Like the Brady piece and the welcoming mermaid, the art is energetic, often whimsical. Russian icons by Courtney Birdsall live comfortably next to cunning little felt bears by Salley Combs. Commissioned portraits of the children, splashy abstracts, serene landscapes, angular sculptures and clean-lined vases all live in harmony. The Trefrys have a particular love for Alaskan artists and their home boasts work by Scott Witzer, Gina Holloman, Ric Manrique and Catherine Senugetuk, among others.

"One thing I can say is I don't really think George wants any more art for his birthday," Trefry says with a laugh. "'Look honey, it's a brand new painting, don't you love it?'"

Of course, George Trefry has done his share. Prominently and strikingly displayed in the living room is an eye-catching structural piece he purchased for his wife. It is a bodkin designed by master wool weaver Kathy Alexander, a New York artist who raises her own Alpacas to create her fabrics. A metal statue in human shape, it currently wears an antique ikat from Central Asia and "gets an outfit change several times a year," says Trefry. An unusual gift, you might say, but not unlike the man himself: "Being with George for 23 years has been a giant adventure."

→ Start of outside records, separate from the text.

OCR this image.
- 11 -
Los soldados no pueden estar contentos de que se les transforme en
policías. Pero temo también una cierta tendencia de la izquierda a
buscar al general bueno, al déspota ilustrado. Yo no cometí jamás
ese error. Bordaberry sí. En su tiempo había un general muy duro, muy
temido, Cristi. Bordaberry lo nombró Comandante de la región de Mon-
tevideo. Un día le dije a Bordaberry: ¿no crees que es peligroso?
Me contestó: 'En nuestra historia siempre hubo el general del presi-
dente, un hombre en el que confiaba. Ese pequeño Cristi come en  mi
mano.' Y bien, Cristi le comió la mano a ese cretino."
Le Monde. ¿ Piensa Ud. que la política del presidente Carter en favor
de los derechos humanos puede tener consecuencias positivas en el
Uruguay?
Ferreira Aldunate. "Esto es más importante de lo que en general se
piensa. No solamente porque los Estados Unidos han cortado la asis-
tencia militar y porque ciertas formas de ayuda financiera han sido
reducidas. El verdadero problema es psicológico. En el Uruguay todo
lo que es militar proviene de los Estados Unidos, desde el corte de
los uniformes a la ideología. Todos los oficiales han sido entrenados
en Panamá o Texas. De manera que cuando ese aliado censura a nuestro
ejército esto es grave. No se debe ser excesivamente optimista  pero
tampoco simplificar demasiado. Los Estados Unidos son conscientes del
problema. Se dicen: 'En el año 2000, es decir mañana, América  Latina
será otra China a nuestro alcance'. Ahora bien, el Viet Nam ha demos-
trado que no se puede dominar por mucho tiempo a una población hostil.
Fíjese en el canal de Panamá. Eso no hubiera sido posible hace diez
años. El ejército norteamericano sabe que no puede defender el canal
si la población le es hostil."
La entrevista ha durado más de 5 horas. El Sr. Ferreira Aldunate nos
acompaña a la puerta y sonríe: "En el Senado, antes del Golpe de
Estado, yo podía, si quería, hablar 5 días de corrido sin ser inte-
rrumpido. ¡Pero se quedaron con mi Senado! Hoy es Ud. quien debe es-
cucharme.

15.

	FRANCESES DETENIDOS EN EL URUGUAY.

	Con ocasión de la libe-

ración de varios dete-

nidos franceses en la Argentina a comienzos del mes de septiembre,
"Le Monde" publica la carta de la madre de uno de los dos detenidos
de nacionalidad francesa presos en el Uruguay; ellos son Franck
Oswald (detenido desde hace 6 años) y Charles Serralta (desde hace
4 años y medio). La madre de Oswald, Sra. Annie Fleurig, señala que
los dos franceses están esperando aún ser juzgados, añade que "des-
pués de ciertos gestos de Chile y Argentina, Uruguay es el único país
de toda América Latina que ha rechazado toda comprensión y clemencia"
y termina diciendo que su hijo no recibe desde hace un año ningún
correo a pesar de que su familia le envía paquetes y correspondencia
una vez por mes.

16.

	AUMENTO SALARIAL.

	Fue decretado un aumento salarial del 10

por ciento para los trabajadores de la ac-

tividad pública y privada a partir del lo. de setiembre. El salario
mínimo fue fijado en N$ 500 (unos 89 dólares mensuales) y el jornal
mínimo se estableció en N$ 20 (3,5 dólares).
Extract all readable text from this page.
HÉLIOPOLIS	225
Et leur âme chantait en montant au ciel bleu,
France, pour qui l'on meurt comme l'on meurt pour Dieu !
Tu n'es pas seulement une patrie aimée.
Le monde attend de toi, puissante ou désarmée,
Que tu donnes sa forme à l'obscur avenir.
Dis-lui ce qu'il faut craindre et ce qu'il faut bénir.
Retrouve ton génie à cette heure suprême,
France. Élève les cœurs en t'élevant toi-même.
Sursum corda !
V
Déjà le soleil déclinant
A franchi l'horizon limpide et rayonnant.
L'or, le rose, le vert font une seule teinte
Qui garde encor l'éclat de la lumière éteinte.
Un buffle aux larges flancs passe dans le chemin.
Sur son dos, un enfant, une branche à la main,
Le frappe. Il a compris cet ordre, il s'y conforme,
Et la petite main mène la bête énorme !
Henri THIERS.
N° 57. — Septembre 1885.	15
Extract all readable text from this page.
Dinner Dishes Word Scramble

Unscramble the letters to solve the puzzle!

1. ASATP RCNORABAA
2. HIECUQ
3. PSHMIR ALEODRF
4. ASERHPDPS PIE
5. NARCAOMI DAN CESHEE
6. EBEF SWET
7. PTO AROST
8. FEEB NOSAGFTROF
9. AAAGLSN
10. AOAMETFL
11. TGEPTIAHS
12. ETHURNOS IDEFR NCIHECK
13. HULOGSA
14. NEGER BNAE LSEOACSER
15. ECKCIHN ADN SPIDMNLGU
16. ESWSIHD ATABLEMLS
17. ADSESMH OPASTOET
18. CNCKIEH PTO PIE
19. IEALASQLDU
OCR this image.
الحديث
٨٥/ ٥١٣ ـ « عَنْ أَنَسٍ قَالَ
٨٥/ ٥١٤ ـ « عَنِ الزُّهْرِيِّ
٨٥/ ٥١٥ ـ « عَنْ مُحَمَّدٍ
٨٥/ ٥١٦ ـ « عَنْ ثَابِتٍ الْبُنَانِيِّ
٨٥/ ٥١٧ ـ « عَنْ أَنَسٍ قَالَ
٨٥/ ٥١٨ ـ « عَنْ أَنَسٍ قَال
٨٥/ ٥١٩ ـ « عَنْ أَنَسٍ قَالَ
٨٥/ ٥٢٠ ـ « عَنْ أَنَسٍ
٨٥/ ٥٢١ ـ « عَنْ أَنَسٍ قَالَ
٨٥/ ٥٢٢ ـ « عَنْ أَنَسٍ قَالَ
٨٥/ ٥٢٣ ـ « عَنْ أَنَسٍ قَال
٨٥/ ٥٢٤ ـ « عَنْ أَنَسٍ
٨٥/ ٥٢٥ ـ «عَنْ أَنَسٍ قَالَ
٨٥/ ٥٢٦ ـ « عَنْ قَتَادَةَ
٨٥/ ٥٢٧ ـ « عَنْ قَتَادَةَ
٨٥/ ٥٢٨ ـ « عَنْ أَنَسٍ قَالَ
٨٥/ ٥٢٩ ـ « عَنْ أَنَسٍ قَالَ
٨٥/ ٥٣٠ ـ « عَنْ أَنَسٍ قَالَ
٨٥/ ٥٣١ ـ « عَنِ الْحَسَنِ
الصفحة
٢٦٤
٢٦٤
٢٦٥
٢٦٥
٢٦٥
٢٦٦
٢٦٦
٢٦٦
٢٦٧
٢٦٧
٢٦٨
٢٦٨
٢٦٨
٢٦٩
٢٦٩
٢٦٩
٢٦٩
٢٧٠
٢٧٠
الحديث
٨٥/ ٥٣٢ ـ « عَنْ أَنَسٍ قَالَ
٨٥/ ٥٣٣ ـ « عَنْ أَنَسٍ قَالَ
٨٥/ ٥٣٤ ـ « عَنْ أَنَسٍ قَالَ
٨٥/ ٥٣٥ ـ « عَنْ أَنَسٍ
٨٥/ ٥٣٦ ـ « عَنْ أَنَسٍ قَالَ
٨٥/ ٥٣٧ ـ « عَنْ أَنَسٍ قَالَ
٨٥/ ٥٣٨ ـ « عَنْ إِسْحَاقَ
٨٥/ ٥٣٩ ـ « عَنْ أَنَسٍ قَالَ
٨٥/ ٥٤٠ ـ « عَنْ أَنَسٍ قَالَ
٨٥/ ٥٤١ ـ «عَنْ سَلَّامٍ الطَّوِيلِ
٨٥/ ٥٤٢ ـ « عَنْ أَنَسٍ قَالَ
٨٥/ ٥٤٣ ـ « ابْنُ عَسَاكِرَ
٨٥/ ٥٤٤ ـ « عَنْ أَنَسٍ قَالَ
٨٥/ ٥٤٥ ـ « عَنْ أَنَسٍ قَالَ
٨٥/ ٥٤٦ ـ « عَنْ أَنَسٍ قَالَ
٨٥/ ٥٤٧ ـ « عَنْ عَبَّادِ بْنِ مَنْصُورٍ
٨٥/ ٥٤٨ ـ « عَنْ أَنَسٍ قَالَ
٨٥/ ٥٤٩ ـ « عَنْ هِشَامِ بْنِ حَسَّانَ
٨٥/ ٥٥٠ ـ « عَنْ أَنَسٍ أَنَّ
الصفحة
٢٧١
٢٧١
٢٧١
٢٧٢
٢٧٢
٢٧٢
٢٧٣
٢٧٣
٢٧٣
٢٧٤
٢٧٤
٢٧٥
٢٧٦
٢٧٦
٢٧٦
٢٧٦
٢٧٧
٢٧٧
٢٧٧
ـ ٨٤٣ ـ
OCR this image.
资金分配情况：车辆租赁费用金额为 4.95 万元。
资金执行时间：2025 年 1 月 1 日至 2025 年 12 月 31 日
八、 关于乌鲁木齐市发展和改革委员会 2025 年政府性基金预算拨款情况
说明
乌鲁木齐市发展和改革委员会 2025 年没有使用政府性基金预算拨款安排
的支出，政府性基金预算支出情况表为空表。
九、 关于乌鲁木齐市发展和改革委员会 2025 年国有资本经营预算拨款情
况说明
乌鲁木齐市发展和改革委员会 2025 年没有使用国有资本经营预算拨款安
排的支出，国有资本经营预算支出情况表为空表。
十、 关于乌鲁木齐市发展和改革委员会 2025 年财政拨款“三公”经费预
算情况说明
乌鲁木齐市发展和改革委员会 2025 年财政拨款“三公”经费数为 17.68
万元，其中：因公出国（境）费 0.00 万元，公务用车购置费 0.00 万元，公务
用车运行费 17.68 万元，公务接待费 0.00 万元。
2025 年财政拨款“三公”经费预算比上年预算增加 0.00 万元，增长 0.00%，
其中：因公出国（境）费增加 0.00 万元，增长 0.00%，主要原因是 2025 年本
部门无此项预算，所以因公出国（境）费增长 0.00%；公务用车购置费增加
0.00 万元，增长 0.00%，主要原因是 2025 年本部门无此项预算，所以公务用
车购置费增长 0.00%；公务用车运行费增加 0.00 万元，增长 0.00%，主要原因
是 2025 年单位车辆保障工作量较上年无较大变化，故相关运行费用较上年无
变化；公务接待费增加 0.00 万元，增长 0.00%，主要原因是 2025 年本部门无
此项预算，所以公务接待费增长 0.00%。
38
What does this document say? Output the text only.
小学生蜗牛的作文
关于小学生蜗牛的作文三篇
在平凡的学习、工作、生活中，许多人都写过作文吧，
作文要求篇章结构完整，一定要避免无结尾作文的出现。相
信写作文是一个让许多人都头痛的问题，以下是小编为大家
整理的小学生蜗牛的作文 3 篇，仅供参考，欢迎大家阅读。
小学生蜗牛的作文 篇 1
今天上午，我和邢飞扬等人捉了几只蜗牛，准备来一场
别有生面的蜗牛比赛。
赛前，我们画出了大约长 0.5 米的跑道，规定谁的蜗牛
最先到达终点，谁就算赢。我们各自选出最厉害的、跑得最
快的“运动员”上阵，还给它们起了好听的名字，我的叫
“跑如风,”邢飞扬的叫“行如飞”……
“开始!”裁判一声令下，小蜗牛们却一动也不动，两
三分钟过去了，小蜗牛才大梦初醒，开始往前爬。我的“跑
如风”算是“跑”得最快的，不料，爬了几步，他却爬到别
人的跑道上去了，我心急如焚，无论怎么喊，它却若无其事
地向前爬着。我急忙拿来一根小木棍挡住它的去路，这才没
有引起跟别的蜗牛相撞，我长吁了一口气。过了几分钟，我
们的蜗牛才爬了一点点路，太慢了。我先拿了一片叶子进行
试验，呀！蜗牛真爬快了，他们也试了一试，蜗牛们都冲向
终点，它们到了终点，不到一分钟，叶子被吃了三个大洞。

Cirque du Trefry: Entertaining theatrically

The house with its open, breezy layout is a wonderful place for entertaining. And while the summer views are stunning, a winter party at the Trefry house has a different kind of glamour. The dining room floor juts out toward the mountains and has a border of tempered glass right below the 14-foot tall windows. In the winter, lights shine through the glass like footlights, and a 14-foot silk curtain is drawn, framing in the dining room like "a kind of stage," says Trefry. "And the curtains are almost like a ball gown."

And if a ball gown conjures up images of festivity, energy and elegance, the reason is clear. The Trefry family is obviously having a ball.